Luanda – O recente relatório da Perita Independente das Nações Unidas, Attiya Waris, trouxe à tona sérios desafios que Angola enfrenta em termos de desenvolvimento socioeconômico. Entre os principais problemas destacados estão as profundas desigualdades sociais, a extrema pobreza e deficiências críticas em áreas essenciais como educação, saúde e segurança alimentar. Esses problemas são agravados pela corrupção e pelos fluxos financeiros ilícitos, que minam o progresso econômico e social do país.
Apesar de Angola ter alcançado uma estabilidade política após o fim da guerra civil que durou 27 anos, o relatório aponta que o país ainda lida com fragilidades graves.
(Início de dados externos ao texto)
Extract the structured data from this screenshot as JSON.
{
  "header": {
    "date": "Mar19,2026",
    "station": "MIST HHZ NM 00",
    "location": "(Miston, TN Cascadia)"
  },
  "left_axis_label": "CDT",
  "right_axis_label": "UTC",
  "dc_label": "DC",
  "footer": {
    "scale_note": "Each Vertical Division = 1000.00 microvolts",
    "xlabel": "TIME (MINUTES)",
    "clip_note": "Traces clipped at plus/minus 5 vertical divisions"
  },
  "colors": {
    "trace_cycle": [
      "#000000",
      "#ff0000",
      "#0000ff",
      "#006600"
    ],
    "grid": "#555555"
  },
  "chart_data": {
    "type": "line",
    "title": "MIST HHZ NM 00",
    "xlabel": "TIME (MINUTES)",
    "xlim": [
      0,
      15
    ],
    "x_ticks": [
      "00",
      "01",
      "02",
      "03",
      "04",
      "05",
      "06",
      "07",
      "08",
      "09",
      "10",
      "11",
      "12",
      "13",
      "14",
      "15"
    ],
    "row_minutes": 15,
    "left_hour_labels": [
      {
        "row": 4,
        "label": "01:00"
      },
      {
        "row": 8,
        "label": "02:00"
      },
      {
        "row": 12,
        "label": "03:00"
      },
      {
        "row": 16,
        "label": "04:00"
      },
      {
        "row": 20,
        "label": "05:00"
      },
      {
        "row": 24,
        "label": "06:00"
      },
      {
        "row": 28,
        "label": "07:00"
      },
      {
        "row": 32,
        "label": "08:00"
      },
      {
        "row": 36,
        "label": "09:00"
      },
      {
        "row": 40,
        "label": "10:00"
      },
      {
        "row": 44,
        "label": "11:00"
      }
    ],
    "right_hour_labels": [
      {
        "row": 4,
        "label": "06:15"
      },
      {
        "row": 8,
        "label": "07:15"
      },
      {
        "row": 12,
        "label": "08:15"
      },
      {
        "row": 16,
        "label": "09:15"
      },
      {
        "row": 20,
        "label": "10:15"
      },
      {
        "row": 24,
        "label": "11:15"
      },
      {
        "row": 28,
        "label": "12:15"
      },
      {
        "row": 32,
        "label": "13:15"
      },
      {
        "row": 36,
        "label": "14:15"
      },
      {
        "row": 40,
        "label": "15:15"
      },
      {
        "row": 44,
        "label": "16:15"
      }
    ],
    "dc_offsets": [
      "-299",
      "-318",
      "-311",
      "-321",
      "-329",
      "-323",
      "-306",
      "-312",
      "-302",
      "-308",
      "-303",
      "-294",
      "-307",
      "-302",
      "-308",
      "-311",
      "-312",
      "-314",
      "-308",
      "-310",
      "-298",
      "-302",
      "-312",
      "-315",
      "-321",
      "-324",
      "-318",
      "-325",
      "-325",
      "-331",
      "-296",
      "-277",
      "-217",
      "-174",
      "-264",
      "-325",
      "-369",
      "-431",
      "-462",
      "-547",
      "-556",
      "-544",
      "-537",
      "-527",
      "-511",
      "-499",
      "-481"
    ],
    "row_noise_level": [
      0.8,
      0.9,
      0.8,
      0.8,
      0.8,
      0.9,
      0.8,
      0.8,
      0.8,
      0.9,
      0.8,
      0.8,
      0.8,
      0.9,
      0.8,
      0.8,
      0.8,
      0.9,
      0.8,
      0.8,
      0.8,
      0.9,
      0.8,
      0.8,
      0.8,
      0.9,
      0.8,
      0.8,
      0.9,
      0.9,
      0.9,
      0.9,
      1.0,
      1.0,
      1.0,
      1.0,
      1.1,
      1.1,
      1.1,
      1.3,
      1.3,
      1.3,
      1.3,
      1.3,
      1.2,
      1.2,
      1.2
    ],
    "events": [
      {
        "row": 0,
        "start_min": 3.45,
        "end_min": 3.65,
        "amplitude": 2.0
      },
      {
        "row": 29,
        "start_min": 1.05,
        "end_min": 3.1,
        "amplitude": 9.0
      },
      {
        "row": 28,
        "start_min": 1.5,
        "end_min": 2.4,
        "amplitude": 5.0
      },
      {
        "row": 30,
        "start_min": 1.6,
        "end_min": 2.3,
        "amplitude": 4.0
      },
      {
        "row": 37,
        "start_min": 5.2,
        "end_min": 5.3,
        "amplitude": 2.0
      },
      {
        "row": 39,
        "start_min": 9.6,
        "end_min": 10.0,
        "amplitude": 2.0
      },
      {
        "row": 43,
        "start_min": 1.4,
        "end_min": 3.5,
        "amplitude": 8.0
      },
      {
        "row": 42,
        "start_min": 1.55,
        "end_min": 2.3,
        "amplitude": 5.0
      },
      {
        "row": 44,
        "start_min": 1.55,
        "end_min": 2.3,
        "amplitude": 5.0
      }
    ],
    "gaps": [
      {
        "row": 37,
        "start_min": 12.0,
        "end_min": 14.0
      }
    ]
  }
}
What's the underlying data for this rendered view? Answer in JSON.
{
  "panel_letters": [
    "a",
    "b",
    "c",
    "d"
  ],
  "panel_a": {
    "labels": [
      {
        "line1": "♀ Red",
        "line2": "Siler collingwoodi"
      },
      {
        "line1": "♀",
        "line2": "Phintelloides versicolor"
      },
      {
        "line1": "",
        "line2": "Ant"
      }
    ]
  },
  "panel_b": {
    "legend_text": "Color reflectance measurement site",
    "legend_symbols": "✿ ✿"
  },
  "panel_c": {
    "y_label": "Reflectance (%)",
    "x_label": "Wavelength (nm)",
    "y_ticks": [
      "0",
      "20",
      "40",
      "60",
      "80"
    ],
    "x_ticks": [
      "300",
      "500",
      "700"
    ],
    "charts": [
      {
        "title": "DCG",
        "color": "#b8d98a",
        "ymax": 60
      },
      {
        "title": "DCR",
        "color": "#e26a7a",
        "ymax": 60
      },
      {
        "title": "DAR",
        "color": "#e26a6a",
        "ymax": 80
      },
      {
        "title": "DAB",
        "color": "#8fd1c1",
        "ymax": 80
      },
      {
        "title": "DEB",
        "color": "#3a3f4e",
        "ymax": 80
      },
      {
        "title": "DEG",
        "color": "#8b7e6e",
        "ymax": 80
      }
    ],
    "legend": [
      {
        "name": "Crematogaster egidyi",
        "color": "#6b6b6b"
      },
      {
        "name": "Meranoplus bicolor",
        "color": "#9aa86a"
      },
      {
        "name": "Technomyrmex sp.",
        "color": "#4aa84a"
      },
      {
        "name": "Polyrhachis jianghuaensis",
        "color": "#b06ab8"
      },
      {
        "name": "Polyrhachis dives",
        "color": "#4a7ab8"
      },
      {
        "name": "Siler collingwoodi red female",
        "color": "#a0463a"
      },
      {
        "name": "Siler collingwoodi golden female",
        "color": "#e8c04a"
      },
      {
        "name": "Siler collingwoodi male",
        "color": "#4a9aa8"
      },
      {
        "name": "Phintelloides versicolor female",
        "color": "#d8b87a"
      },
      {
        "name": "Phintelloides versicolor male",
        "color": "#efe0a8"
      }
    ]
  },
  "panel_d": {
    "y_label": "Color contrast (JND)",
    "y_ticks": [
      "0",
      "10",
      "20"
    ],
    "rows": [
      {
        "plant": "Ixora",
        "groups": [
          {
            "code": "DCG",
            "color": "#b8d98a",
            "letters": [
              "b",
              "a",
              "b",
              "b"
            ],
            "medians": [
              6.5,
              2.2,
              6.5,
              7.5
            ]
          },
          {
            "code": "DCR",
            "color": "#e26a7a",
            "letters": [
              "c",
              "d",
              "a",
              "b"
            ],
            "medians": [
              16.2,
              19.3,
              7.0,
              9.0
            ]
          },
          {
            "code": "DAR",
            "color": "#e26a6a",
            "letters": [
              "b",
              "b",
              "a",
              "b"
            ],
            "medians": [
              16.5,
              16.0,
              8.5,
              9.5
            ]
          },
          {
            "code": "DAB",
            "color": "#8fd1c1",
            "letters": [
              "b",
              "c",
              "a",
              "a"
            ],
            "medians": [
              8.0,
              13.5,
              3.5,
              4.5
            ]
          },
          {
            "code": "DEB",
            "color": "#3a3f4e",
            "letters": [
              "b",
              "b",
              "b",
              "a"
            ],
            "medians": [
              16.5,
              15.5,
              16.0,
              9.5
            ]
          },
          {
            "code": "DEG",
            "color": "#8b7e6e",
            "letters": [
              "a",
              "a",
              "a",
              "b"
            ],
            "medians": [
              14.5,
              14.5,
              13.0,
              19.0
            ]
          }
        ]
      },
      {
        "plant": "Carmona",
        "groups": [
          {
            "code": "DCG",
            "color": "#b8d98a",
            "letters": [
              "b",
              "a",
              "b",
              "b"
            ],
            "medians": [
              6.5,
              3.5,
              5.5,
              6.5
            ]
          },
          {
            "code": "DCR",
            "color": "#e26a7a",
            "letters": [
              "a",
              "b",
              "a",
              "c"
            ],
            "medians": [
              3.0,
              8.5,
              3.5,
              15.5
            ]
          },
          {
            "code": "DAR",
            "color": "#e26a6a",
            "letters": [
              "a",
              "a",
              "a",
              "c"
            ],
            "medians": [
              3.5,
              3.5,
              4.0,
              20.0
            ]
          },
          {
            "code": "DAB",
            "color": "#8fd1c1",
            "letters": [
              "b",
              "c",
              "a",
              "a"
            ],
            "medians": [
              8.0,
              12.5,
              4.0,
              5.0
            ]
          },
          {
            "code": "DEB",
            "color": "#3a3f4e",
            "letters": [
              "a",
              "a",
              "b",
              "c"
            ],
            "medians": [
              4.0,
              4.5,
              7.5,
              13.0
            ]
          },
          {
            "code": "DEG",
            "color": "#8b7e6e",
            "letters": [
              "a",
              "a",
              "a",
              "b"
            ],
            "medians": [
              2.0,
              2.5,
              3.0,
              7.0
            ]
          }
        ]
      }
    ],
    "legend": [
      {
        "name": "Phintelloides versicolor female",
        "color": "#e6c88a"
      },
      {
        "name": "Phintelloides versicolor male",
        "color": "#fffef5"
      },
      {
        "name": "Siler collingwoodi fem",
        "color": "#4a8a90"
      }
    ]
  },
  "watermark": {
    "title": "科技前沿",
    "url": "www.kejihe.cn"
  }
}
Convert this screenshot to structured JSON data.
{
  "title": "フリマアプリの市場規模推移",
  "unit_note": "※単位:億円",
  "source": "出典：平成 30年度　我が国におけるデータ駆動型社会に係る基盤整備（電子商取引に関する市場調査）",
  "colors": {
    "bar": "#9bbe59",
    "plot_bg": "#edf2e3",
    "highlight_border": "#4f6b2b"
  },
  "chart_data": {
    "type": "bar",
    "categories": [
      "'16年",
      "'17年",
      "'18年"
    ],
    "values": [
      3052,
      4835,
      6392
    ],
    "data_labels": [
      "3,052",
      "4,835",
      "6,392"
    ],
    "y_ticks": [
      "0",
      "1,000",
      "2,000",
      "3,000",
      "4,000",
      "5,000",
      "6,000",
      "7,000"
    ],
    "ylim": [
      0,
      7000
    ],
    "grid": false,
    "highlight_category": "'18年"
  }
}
Segundo Waris, a corrupção continua sendo um dos principais obstáculos ao desenvolvimento, afetando diretamente a capacidade do Estado de gerar receitas e implementar políticas públicas eficientes.
A corrupção e a insatisfação popular
A crescente insatisfação da população com o aumento da corrupção, especialmente no setor judiciário, é um dos pontos críticos levantados pelo relatório. O documento sugere que uma mudança de governo pode ser uma medida necessária para enfrentar esses desafios. Essa opinião é compartilhada por alguns analistas locais, como David Boio, que ressaltam a falta de transparência nas decisões governamentais, principalmente em processos de adjudicação.
Boio destaca que a “legalização de ilícitos financeiros” e a ausência de clareza nas contratações diretas minam os esforços para combater a corrupção e prejudicam a confiança pública no governo. Em contrapartida, o analista político Bali Chionga vê os resultados do combate à corrupção de forma mais positiva, afirmando que, embora os desafios sejam enormes, há progresso desde 2017.
Dívida externa e gestão econômica
Outro ponto de preocupação destacado no relatório é a crescente dívida externa de Angola, que já ultrapassa os 21 bilhões de dólares, sendo a maior parte devida à China. Esse fator levanta sérias questões sobre a sustentabilidade da gestão econômica do país.
O economista Conceição Andrade também apontou a má gestão pública como a raiz do problema, sugerindo que é essencial reduzir os gastos excessivos e os privilégios concedidos aos membros do governo. Ele criticou a falta de transparência, destacando que a Presidência da República é um dos órgãos que mais consome recursos do Orçamento Geral do Estado.
O impacto social e a crise no setor da justiça
Além dos desafios econômicos, o relatório da ONU chama atenção para a deterioração das condições sociais em Angola. O aumento do custo de vida tem gerado um crescente descontentamento em vários setores da sociedade. Salvador Freire, da organização de defesa dos direitos humanos “Mãos Livres”, destacou a crise no sistema judiciário, afirmando que a impunidade continua sendo um problema generalizado no país.
Freire criticou a falta de transparência nos processos de recuperação de ativos desviados por corrupção, apontando que as mesmas pessoas envolvidas nesses processos têm se beneficiado, enquanto os resultados não são visíveis na vida dos cidadãos. Segundo ele, não há clareza sobre os valores recuperados e o destino desses recursos.
Recomendações para o futuro
Para enfrentar esses desafios, o relatório da ONU recomenda uma revisão dos subsídios aos combustíveis, como uma possível solução para aliviar a pressão social sobre a população. Essa medida, de acordo com Waris, poderia ajudar a redistribuir recursos de maneira mais equitativa e fortalecer áreas como saúde, educação e segurança alimentar, que são fundamentais para o desenvolvimento sustentável de Angola.
O relatório de Attiya Waris serve como um alerta para a necessidade urgente de reformas estruturais no combate à corrupção e na gestão dos recursos públicos em Angola. Sem essas mudanças, o progresso social e econômico do país continuará sendo comprometido, perpetuando as desigualdades e a pobreza extrema que afetam grande parte da população.